I had a difficult exit process - I first started questioning Mormonism when I was fifteen and I stopped believing when I was sixteen, when I was still living under my parents’ roof. I survived for two years by concealing my unbelief. The pain of living a double life - exacerbated by the very negative reaction I got when I confided in a Mormon girl I thought was my life-long friend - drove me to the brink of suicide. When I did leave, my decision was made harder by my mother’s heartbreak and my father’s rage.
Last year, I read the book “Heaven Up Here” by John Williams. I was astonished by his honesty in chronicling his mission experience. Although I never served a mission, I recognized much of his Mormon mentality in the young girl that I once was.
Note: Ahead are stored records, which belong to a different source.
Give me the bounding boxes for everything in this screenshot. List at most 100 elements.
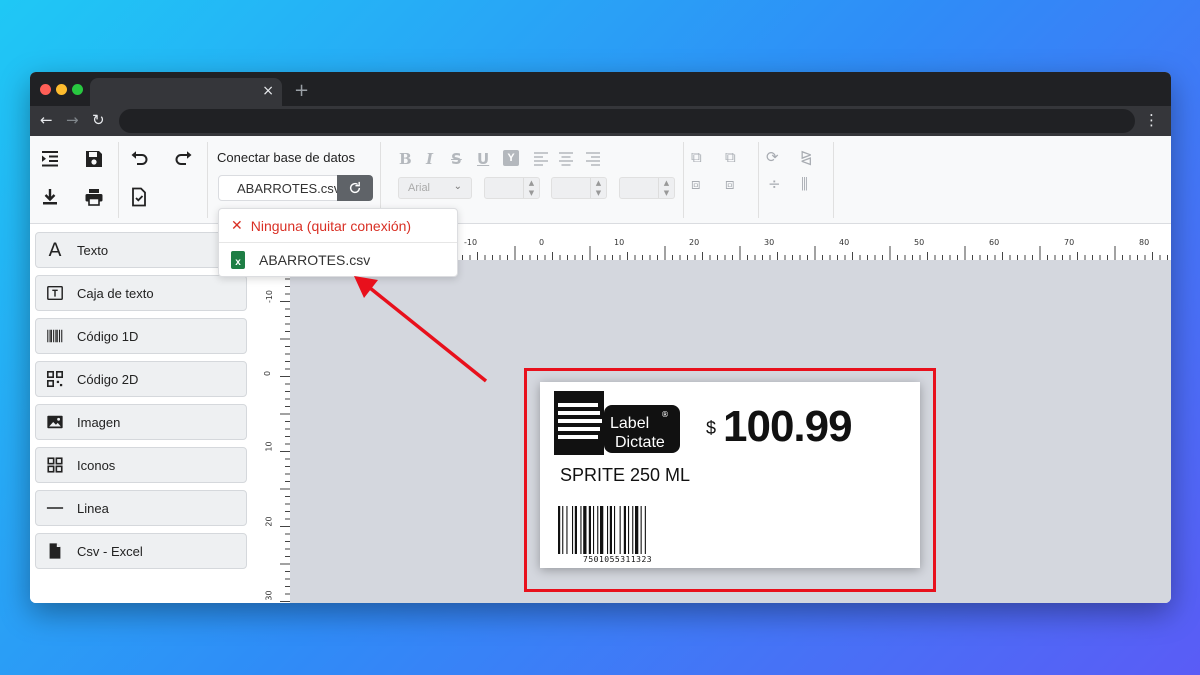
ruler-vertical: -10 0 10 20 30 bbox=[262, 224, 290, 603]
sidebar-item-linea[interactable]: Linea bbox=[35, 490, 247, 526]
ruler-label: 30 bbox=[264, 590, 274, 601]
ruler-label: 40 bbox=[839, 238, 850, 247]
chevron-up-icon: ▲ bbox=[595, 179, 602, 187]
send-to-back-icon[interactable]: ⧈ bbox=[725, 175, 735, 193]
db-select[interactable]: ABARROTES.csv bbox=[218, 175, 338, 201]
forward-icon[interactable]: → bbox=[66, 111, 79, 129]
new-tab-button[interactable]: + bbox=[294, 80, 309, 101]
sidebar-item-iconos[interactable]: Iconos bbox=[35, 447, 247, 483]
sidebar-item-csv-excel[interactable]: Csv - Excel bbox=[35, 533, 247, 569]
sidebar-item-caja-de-texto[interactable]: Caja de texto bbox=[35, 275, 247, 311]
chevron-down-icon: ▼ bbox=[528, 189, 535, 197]
sidebar-item-label: Código 2D bbox=[77, 371, 139, 387]
download-icon[interactable] bbox=[38, 185, 62, 209]
image-icon bbox=[44, 411, 66, 433]
sidebar-item-label: Iconos bbox=[77, 457, 116, 473]
bring-to-front-icon[interactable]: ⧈ bbox=[691, 175, 701, 193]
textbox-icon bbox=[44, 282, 66, 304]
chevron-down-icon: ▼ bbox=[663, 189, 670, 197]
chevron-down-icon: ⌄ bbox=[453, 181, 462, 192]
dropdown-option-none[interactable]: ✕ Ninguna (quitar conexión) bbox=[219, 209, 457, 243]
file-icon bbox=[44, 540, 66, 562]
ruler-label: 20 bbox=[689, 238, 700, 247]
align-center-icon[interactable] bbox=[554, 147, 578, 171]
ruler-label: 70 bbox=[1064, 238, 1075, 247]
sidebar-item-imagen[interactable]: Imagen bbox=[35, 404, 247, 440]
ruler-label: 20 bbox=[264, 516, 274, 527]
font-size-stepper[interactable]: ▲ ▼ bbox=[484, 177, 540, 199]
italic-button[interactable]: I bbox=[426, 150, 433, 168]
title-bar: × + bbox=[30, 72, 1171, 106]
chevron-up-icon: ▲ bbox=[528, 179, 535, 187]
grid-icon bbox=[44, 454, 66, 476]
line-spacing-stepper[interactable]: ▲ ▼ bbox=[551, 177, 607, 199]
indent-list-icon[interactable] bbox=[38, 147, 62, 171]
ruler-label: 50 bbox=[914, 238, 925, 247]
redo-icon[interactable] bbox=[172, 147, 196, 171]
font-family-select[interactable]: Arial ⌄ bbox=[398, 177, 472, 199]
tab-close-icon[interactable]: × bbox=[262, 83, 274, 99]
save-icon[interactable] bbox=[82, 147, 106, 171]
ruler-label: 30 bbox=[764, 238, 775, 247]
sidebar-item-texto[interactable]: A Texto bbox=[35, 232, 247, 268]
center-vertical-icon[interactable]: ÷ bbox=[768, 175, 781, 193]
dropdown-option-file[interactable]: x ABARROTES.csv bbox=[219, 243, 457, 277]
label-highlight-box bbox=[524, 368, 936, 592]
minimize-window-button[interactable] bbox=[56, 84, 67, 95]
browser-menu-icon[interactable]: ⋮ bbox=[1144, 111, 1159, 129]
qrcode-icon bbox=[44, 368, 66, 390]
center-horizontal-icon[interactable]: ⫼ bbox=[801, 175, 808, 193]
ruler-label: 10 bbox=[264, 441, 274, 452]
sidebar-item-codigo-1d[interactable]: Código 1D bbox=[35, 318, 247, 354]
invert-color-button[interactable]: Y bbox=[503, 150, 519, 166]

After reading his book, I cried. I cried and I cried and I cried, hiding my tears from the world. I had started writing about my Mormon experience six months before, attacking the subject with an honesty that I never dreamed I could talk about publicly. And here was a man, living in the heart of Utah, married to a faithful Mormon woman, who had the strength to leave the Mormon Church and then to write about the good, the bad, and the messiness of his experience with a candor that I had never seen before. He gave me hope that I too could one day be as honest.
My family deals with my lack of belief through willful blindness. And maybe this will never change. But the burden of silence has been lifted. I still don’t know what the full price of my honesty may be. But the freedom is worth the price.